Until now our own operations listed no dependencies other than the LOAD-OP and COMPILE-OP mentioned before. TRAVERSE was just happy with that. Right now ASDF is adding additional dependencies such as performing the same operations (DLL-OP, LIB-OP...) on the components itself. This was my source of surprise when I started this thread.
As far as I can tell, if ASDF was not doing that before, it was an unintended behavior.
If individual files are not to be subjected to these operations, would it be possible to define these operations as SYSTEM-OPERATIONS and simply define a method on PERFORM that would ensure that SYSTEM-OPERATIONS on COMPONENTS are no-ops?
asdf-ecl.lisp only defined methods on COMPONENT-DEPENDS-ON, INPUT-FILES, OUTPUT-FILES, PERFORM and OPERATION-DONE-P. All the signatures we used contain at least either OUR components our OUR operations, so in that sense they should be allowed to exist and ASDF should be careful on deciding what to do with these methods -- for instance, rewriting paths as we discussed on another thread.
I thought you were specifically referring to core methods. I see that I was not fully understanding.
Note that the protocol for writing these new operations was never clear and it has grown up with experience and by inspecting ASDF's codebase. At some point the extensions were accepted in the source tree, point at which I asked whether the integration that was done the right way or not. The lack of answer was understood as an ok.
This exhibits two problems ASDF development. The underlying problem is that people are doing this work on very thin time slices.
1. Lack of answer can never effectively be treated as "ok" --- lack of an answer is more likely to simply mean "I haven't had time to look at this." My changes to TRAVERSE went in a very long time ago, and only after a very long discussion in the mailing list. It's clear that you didn't have time to review them then, and so an issue that we thought was closed will have to be reopened.

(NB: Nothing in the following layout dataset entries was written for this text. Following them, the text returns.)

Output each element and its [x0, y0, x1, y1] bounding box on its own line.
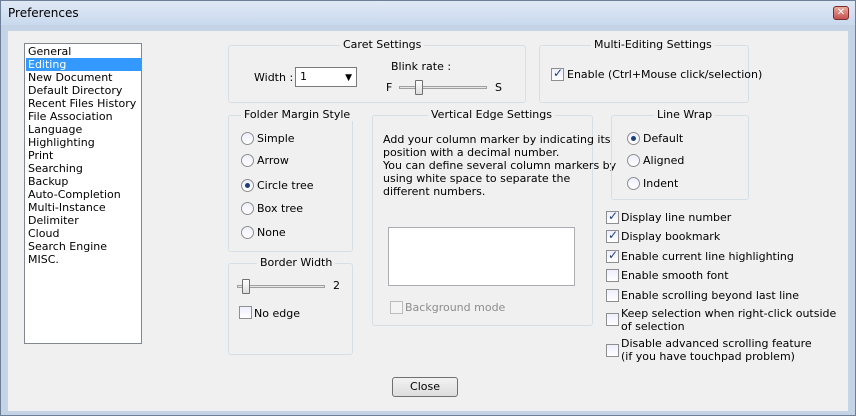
- folder-simple-label: Simple: [257, 132, 295, 145]
- wrap-default-label: Default: [643, 132, 684, 145]
- border-width-slider[interactable]: [242, 279, 250, 294]
- category-item-print[interactable]: Print: [26, 149, 141, 162]
- category-item-auto-completion[interactable]: Auto-Completion: [26, 188, 141, 201]
- category-item-searching[interactable]: Searching: [26, 162, 141, 175]
- vertical-edge-line-5: different numbers.: [383, 185, 486, 198]
- category-item-file-association[interactable]: File Association: [26, 110, 141, 123]
- caret-width-value: 1: [300, 70, 307, 83]
- wrap-default-radio[interactable]: [627, 132, 640, 145]
- keep-selection-label-line-1: Keep selection when right-click outside: [621, 307, 837, 320]
- vertical-edge-line-3: You can define several column markers by: [383, 159, 617, 172]
- blink-rate-label: Blink rate :: [391, 60, 452, 73]
- display-line-number-label: Display line number: [621, 211, 732, 224]
- border-width-title: Border Width: [257, 256, 336, 269]
- caret-settings-title: Caret Settings: [340, 38, 425, 51]
- vertical-edge-group: Vertical Edge Settings Add your column m…: [372, 108, 616, 326]
- folder-arrow-label: Arrow: [257, 154, 289, 167]
- vertical-edge-title: Vertical Edge Settings: [428, 108, 555, 121]
- folder-margin-group: Folder Margin Style Simple Arrow Circle …: [228, 108, 354, 252]
- category-item-multi-instance[interactable]: Multi-Instance: [26, 201, 141, 214]
- folder-arrow-radio[interactable]: [241, 154, 254, 167]
- folder-box-tree-label: Box tree: [257, 202, 304, 215]
- disable-advanced-scrolling-checkbox[interactable]: [606, 344, 619, 357]
- folder-circle-tree-radio[interactable]: [241, 179, 254, 192]
- background-mode-checkbox[interactable]: [390, 301, 403, 314]
- category-list[interactable]: General Editing New Document Default Dir…: [24, 43, 142, 344]
- folder-margin-title: Folder Margin Style: [241, 108, 354, 121]
- category-item-highlighting[interactable]: Highlighting: [26, 136, 141, 149]
- wrap-aligned-label: Aligned: [643, 154, 685, 167]
- display-bookmark-label: Display bookmark: [621, 230, 721, 243]
- blink-fast-label: F: [386, 81, 393, 94]
- category-item-recent-files-history[interactable]: Recent Files History: [26, 97, 141, 110]
- caret-settings-group: Caret Settings Width : 1 ▼ Blink rate : …: [228, 38, 526, 103]
- disable-advanced-scrolling-label-line-2: (if you have touchpad problem): [621, 350, 795, 363]
- line-wrap-title: Line Wrap: [654, 108, 716, 121]
- multi-editing-title: Multi-Editing Settings: [591, 38, 715, 51]
- keep-selection-label-line-2: of selection: [621, 320, 685, 333]
- chevron-down-icon: ▼: [345, 73, 352, 83]
- vertical-edge-line-2: position with a decimal number.: [383, 146, 560, 159]
- category-item-language[interactable]: Language: [26, 123, 141, 136]
- border-width-value: 2: [333, 279, 340, 292]
- line-wrap-group: Line Wrap Default Aligned Indent: [611, 108, 749, 200]
- multi-editing-label: Enable (Ctrl+Mouse click/selection): [567, 68, 763, 81]
- wrap-aligned-radio[interactable]: [627, 154, 640, 167]
- title-bar[interactable]: Preferences ✕: [1, 1, 855, 25]
- folder-circle-tree-label: Circle tree: [257, 179, 314, 192]
- display-line-number-checkbox[interactable]: [606, 209, 619, 224]
- scroll-beyond-last-line-checkbox[interactable]: [606, 289, 619, 302]
- vertical-edge-line-1: Add your column marker by indicating its: [383, 133, 611, 146]
- blink-rate-track: [399, 86, 487, 89]
- folder-simple-radio[interactable]: [241, 132, 254, 145]
- category-item-general[interactable]: General: [26, 45, 141, 58]
- background-mode-label: Background mode: [405, 301, 506, 314]
- column-marker-input[interactable]: [388, 227, 575, 286]
- smooth-font-checkbox[interactable]: [606, 269, 619, 282]
- category-item-backup[interactable]: Backup: [26, 175, 141, 188]
- category-item-cloud[interactable]: Cloud: [26, 227, 141, 240]
- current-line-highlighting-checkbox[interactable]: [606, 248, 619, 263]
- multi-editing-group: Multi-Editing Settings Enable (Ctrl+Mous…: [539, 38, 762, 103]
- current-line-highlighting-label: Enable current line highlighting: [621, 250, 794, 263]
- category-item-delimiter[interactable]: Delimiter: [26, 214, 141, 227]
- folder-box-tree-radio[interactable]: [241, 202, 254, 215]
- window-title: Preferences: [8, 6, 79, 20]
- preferences-window: Preferences ✕ General Editing New Docume…: [0, 0, 856, 416]
- close-window-icon[interactable]: ✕: [833, 6, 849, 20]
- display-bookmark-checkbox[interactable]: [606, 228, 619, 243]
- blink-slow-label: S: [495, 81, 502, 94]
- no-edge-label: No edge: [254, 307, 300, 320]
- wrap-indent-label: Indent: [643, 177, 679, 190]
- vertical-edge-line-4: using white space to separate the: [383, 172, 571, 185]
- keep-selection-checkbox[interactable]: [606, 313, 619, 326]
- category-item-new-document[interactable]: New Document: [26, 71, 141, 84]
- wrap-indent-radio[interactable]: [627, 177, 640, 190]
- category-item-editing[interactable]: Editing: [26, 58, 141, 71]
- multi-editing-checkbox[interactable]: [551, 66, 564, 81]
- folder-none-radio[interactable]: [241, 226, 254, 239]
- caret-width-select[interactable]: 1 ▼: [295, 67, 357, 87]
- blink-rate-slider[interactable]: [415, 80, 423, 95]
- folder-none-label: None: [257, 226, 286, 239]
- border-width-group: Border Width 2 No edge: [228, 256, 353, 355]
- dialog-body: General Editing New Document Default Dir…: [8, 31, 848, 411]
- category-item-default-directory[interactable]: Default Directory: [26, 84, 141, 97]
- close-button[interactable]: Close: [392, 377, 458, 397]
- scroll-beyond-last-line-label: Enable scrolling beyond last line: [621, 289, 800, 302]
- category-item-misc[interactable]: MISC.: [26, 253, 141, 266]
- category-item-search-engine[interactable]: Search Engine: [26, 240, 141, 253]
- smooth-font-label: Enable smooth font: [621, 269, 729, 282]
- caret-width-label: Width :: [254, 71, 294, 84]
- border-width-track: [237, 285, 325, 288]
- disable-advanced-scrolling-label-line-1: Disable advanced scrolling feature: [621, 337, 812, 350]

2. The documentation is badly bit-rotted. The section on extending the ASDF object model is in particularly bad shape. It was never complete, as far as I can tell, and it has not been updated. We badly need a protocol specification stating exactly what has to be defined to make new components and operations. I can't say that I fully understand how to do this --- my experiments have often seemed to go just fine, then led to me stumbling much later on a problem that came up because some critical method was missing.
Any suggestion about how to document this protocol would be very helpful.